When booting up, my Internal Display will work as expected up until the login screen. At that point it freezes. Normally I will see the login screen on both my Internal and External Displays. When this freeze happens, the External Display will be blank at first and the Fingerprint Reader, Mouse (internal & external), and Keyboard (internal & external) are non-functional.
If I tap the Power Button then the External Display will show the Login Screen along with a statis showing “Fingerprint Not Recognized.” Then, touch the Fingerprint Sensor and it logs me in.
The craziest part is that the Internal Display is permanently showing the Login Screen while the External Display is working as expected. Looking at the Display Settings, Windows 11 only sees my External Display. Tried “Detect other display” but it says there aren’t any.
I can’t figure out how to replicate this as it doesn’t happen every time. Maybe once or twice a week.
The only troubleshooting that fixes it is to reboot again. Either from Windows or hard reboot from the Power Button. Then it will boot up and function like normal.
Any ideas?
That sounds more like a software-related problem than a hardware-related one, to me. I learned long ago not to rely on such judgements-sans-evidence though.
I assume you haven’t tried a different OS (Windows 10, or any Linux distribution)?
It’s hard to troubleshoot intermittent problems like this.
You’re right on the OS. I don’t have another OS to try.
Oddly, today it booted up “normally” but once I logged in, the Internal Display stayed frozen. No argument that it could be software.
My External is an ultrawide so I don’t really use the Internal except for Spotify or YouTube while I’m working. Thankfully it’s not impacting anything critical.

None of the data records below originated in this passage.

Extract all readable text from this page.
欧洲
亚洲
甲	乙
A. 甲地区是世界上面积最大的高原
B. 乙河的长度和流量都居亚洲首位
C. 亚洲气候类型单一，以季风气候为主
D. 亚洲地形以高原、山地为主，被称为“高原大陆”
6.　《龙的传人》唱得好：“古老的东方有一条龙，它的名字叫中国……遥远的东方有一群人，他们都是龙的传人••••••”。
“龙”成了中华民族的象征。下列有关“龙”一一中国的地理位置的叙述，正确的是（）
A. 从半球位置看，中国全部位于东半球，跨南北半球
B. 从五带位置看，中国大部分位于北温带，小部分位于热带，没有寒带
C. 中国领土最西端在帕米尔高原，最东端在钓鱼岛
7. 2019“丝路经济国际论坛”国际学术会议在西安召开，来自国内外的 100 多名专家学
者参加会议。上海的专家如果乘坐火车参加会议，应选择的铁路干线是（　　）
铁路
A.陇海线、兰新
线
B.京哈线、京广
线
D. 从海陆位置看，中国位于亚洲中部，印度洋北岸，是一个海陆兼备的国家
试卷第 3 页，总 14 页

I suppose worse case I can re-install everything from scratch but man I don’t want to
If you have a spare flashdrive on hand, you can create a bootable USB linux drive, e.g. via an officially supported distro like Fedora. The process to create those has gotten pretty easy over the years. If you can replicate the issue on there, it’s almost definitely something to do with the Framework rather than Windows.
That’s usually my first recommendation, but he said that “it doesn’t happen every time. Maybe once or twice a week.” For someone that doesn’t use Linux regularly, spending maybe half a week in it would be very painful.